PRIMEIRA SENTENÇA (IRINEU CARLOS DE OLIVEIRA PRADO)

Com certeza, da primeira sentença nenhum Magistrado se esquece.

Nomeado Juiz substituto para a circunscrição judiciária sediada em Taubaté, em novembro de 1979, fui designado para auxiliar o Juiz da Vara Criminal da Comarca, então única, o saudoso Doutor Flair Carlos de Oliveira Armani que, como todos os demais juízes da Comarca, dos quais jamais me esquecerei, tratou-me muito bem.

Inicialmente sentava-me ao seu lado, durante as audiências, acompanhando seu trabalho de presidi-las. Até que num dia, e já na primeira semana, Doutor Flair precisou sair para uma ocorrência no Presídio, convidou-me para acompanhá-lo e eu pedi-lhe para ficar, presidindo as audiências. Afinal eu já advogara por oito anos, o processo penal não me parecia complicado, e o serviço era bastante. Achei mais adequado e proveitoso que eu prosseguisse com as audiências. A partir de então dividimos as Pautas de Audiências e, sempre com sua orientação, tenho que tudo correu bem.

De processos de réus em liberdade para sentenciar havia vários  armários lotados. E doutor Flair, quase que como  se desculpando, passou-me alguns para que eu os sentenciasse. Recomendou apenas que, se eu o desejasse, e permitisse, que ele gostaria de dar uma lida nas minhas decisões. Orgulhoso da tarefa recebida, afinal eu estava em minha fase de aprendizado, embora nada me parecesse difícil, recebi os processos, estudei-os, e proferi as minhas primeiras sentenças.

Com alegria e humildade, fui mostrar-lhe o meu insignificante trabalho.

E não é que logo na primeira, Doutor Flair, com a delicadeza que lhe era peculiar, e com a deferência que eu mesmo não haveria de merecer, pediu-se para suprimir algumas linhas. No  que em nada alterariam a sentença, mas que não estavam adequadas à linguagem do Magistrado. Claro que não tive dúvida em acolher sua recomendação.

Era uma sentença absolutória, em que o réu, comerciante árabe em Taubaté, estava sendo acusado de desacatar o fiscal da Prefeitura e, como havia referências a multas ou propinas, atrevi-me a consignar na sentença que a exasperação do comerciante devera-se a uma possível dor na parte mais sensível das  pessoas daquela nacionalidade:  o bolso.

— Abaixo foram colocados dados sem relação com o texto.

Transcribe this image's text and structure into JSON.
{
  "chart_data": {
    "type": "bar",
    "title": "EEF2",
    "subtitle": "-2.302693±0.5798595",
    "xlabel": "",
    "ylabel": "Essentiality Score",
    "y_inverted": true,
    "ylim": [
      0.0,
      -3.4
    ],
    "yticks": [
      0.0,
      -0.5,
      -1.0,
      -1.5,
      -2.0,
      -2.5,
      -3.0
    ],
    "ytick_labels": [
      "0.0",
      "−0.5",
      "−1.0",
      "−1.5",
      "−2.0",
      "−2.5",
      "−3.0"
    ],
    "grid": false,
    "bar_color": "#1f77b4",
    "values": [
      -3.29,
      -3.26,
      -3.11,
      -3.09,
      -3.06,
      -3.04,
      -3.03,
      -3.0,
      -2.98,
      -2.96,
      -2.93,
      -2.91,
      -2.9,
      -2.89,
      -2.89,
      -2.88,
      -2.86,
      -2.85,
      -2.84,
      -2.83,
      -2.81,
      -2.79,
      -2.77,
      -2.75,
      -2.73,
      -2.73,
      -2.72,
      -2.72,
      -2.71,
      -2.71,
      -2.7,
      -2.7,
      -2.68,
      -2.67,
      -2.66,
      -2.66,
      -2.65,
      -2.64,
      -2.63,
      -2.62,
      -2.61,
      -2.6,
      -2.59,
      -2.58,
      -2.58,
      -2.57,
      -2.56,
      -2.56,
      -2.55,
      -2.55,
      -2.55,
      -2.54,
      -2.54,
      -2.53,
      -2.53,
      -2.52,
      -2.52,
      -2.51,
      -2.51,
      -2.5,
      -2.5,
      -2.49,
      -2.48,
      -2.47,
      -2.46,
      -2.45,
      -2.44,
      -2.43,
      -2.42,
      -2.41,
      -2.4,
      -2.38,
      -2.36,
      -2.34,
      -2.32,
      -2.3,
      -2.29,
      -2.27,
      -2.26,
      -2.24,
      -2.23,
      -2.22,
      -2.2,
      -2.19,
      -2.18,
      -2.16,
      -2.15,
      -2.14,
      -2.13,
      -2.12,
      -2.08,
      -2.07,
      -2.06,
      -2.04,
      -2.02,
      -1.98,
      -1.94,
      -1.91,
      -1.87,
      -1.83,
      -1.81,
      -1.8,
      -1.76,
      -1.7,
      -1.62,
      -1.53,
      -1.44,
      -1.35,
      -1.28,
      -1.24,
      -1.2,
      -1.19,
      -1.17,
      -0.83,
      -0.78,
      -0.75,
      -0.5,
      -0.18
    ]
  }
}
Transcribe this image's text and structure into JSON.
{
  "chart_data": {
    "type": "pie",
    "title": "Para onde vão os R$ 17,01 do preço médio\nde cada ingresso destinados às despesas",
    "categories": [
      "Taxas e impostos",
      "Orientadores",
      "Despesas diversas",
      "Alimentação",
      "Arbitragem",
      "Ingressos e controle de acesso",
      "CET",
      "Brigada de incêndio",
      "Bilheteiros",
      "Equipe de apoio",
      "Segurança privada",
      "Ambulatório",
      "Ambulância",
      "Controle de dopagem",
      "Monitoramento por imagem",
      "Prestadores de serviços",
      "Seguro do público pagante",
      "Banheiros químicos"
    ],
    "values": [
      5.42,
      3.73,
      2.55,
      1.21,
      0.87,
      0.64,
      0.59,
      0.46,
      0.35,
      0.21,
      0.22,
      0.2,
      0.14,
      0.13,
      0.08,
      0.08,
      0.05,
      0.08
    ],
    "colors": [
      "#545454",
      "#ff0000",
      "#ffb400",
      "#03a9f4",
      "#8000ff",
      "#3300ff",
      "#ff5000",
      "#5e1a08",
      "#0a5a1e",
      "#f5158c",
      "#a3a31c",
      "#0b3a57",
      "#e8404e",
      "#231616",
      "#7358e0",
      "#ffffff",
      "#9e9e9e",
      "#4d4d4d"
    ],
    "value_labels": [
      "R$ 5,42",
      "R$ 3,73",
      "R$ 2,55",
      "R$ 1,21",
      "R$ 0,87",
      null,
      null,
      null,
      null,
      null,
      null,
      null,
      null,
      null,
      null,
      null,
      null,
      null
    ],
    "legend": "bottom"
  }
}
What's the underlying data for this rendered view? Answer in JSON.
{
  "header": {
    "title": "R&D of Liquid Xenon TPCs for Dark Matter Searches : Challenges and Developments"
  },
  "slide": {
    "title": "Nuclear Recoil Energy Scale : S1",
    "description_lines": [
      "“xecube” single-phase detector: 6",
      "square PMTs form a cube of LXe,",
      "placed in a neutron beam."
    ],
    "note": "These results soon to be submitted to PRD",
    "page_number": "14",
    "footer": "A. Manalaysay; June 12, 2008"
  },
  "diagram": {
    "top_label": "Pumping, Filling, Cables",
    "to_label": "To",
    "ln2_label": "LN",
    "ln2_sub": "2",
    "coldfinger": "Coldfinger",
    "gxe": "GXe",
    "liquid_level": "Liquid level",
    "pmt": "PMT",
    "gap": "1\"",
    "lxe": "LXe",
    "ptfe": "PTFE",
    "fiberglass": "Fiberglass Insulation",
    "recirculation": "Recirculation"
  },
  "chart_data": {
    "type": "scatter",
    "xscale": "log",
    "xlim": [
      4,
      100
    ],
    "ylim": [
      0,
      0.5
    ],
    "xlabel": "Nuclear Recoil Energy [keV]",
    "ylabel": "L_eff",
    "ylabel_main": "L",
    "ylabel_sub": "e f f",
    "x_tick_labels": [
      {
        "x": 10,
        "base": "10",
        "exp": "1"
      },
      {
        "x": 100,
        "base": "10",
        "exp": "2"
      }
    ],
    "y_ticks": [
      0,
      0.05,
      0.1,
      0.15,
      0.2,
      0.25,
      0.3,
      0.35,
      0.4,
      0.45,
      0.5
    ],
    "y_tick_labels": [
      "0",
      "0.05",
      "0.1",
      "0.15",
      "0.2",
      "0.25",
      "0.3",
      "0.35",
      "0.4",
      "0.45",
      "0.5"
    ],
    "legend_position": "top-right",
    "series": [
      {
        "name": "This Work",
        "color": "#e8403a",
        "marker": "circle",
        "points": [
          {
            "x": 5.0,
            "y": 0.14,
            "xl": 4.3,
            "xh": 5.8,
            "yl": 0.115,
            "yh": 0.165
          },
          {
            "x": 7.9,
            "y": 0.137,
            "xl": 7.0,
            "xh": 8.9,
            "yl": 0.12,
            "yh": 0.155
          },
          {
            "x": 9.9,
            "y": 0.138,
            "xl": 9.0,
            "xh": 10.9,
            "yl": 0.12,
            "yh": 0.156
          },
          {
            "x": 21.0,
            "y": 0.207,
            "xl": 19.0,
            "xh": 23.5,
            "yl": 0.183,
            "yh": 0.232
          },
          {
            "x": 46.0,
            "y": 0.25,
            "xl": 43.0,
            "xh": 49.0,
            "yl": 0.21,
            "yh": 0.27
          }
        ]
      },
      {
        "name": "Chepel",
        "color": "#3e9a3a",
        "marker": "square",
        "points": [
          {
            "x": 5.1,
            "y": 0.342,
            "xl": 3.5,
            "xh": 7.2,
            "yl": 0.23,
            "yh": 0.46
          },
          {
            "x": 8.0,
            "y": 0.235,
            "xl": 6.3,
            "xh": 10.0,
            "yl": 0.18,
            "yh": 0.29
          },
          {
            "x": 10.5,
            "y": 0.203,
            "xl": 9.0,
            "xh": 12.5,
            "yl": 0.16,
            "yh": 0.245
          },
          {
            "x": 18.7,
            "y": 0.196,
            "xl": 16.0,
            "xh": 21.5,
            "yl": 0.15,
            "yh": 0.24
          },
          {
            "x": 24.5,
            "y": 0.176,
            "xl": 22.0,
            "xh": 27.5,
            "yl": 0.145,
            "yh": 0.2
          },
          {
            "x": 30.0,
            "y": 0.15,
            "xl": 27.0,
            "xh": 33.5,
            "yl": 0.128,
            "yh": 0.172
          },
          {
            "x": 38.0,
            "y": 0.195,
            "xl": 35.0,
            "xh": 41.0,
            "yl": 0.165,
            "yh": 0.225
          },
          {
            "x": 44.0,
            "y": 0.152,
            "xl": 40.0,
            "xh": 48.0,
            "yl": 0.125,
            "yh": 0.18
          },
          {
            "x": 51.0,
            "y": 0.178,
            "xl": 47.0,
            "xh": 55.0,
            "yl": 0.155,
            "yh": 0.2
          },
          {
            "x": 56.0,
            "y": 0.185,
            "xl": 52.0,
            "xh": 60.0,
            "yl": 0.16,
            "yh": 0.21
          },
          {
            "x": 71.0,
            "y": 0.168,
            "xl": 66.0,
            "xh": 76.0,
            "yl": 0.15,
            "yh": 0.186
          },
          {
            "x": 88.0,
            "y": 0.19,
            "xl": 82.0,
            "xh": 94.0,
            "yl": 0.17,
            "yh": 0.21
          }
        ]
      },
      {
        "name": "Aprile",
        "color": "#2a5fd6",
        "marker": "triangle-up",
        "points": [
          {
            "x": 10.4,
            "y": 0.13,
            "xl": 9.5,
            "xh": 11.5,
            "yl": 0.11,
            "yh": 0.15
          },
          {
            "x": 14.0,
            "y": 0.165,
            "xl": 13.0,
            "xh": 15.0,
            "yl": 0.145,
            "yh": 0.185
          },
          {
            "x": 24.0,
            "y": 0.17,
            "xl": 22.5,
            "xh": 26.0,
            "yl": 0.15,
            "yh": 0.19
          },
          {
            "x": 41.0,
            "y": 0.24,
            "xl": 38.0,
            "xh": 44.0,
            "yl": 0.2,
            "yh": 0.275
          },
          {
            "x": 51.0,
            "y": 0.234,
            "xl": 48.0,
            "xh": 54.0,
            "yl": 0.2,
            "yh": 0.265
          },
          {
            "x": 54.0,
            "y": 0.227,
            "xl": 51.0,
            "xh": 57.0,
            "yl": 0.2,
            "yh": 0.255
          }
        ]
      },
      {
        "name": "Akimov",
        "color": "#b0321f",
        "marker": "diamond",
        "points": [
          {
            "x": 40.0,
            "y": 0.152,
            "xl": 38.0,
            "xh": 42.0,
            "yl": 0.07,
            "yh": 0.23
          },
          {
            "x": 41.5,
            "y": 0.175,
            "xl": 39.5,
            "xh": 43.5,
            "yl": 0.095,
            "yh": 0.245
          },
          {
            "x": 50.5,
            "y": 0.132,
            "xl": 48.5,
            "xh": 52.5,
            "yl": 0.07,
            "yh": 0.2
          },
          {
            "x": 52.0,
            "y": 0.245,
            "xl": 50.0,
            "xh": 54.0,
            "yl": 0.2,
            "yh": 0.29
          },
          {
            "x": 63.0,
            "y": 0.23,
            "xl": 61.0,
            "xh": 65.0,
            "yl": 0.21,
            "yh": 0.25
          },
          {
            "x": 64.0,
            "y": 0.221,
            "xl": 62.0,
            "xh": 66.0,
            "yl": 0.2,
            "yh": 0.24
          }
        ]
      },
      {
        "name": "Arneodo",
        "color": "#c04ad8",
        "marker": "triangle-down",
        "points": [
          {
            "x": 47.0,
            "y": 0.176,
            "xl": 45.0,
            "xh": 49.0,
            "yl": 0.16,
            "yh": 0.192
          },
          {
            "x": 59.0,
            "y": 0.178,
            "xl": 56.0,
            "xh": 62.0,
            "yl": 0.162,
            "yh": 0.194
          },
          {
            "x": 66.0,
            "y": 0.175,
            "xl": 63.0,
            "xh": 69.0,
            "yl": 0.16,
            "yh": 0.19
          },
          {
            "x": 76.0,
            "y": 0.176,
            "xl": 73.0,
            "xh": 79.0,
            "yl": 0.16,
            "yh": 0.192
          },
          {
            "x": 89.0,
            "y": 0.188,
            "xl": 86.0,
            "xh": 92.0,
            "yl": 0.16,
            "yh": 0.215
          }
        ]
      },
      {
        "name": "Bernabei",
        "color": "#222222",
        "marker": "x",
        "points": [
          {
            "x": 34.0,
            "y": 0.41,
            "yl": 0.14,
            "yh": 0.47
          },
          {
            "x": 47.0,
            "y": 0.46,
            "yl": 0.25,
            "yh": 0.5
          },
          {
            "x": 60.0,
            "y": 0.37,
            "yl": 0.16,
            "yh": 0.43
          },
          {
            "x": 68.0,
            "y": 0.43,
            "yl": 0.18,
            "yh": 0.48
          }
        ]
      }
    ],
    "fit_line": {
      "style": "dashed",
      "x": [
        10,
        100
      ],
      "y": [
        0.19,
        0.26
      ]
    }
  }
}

Hoje vejo que Doutor Flair estava certo. A afirmação suprimida era, mesmo, inadequada. Na verdade vi isto alguns dias depois, quando fiquei sabendo do sobrenome árabe de sua querida esposa.

(O autor é Desembargador Aposentado do Tribunal de Justiça de S. Paulo, advogado militante, e Membro Efetivo da Comissão do Cooperativismo – OAB – Secção de S. Paulo. E-mail: oliveiraprado@aasp.org.br)

C:\Documents and Settings\Icop\Meus documentos\OUVI DIZER\PRIMEIRA SENTENÇA.doc (10/02/08)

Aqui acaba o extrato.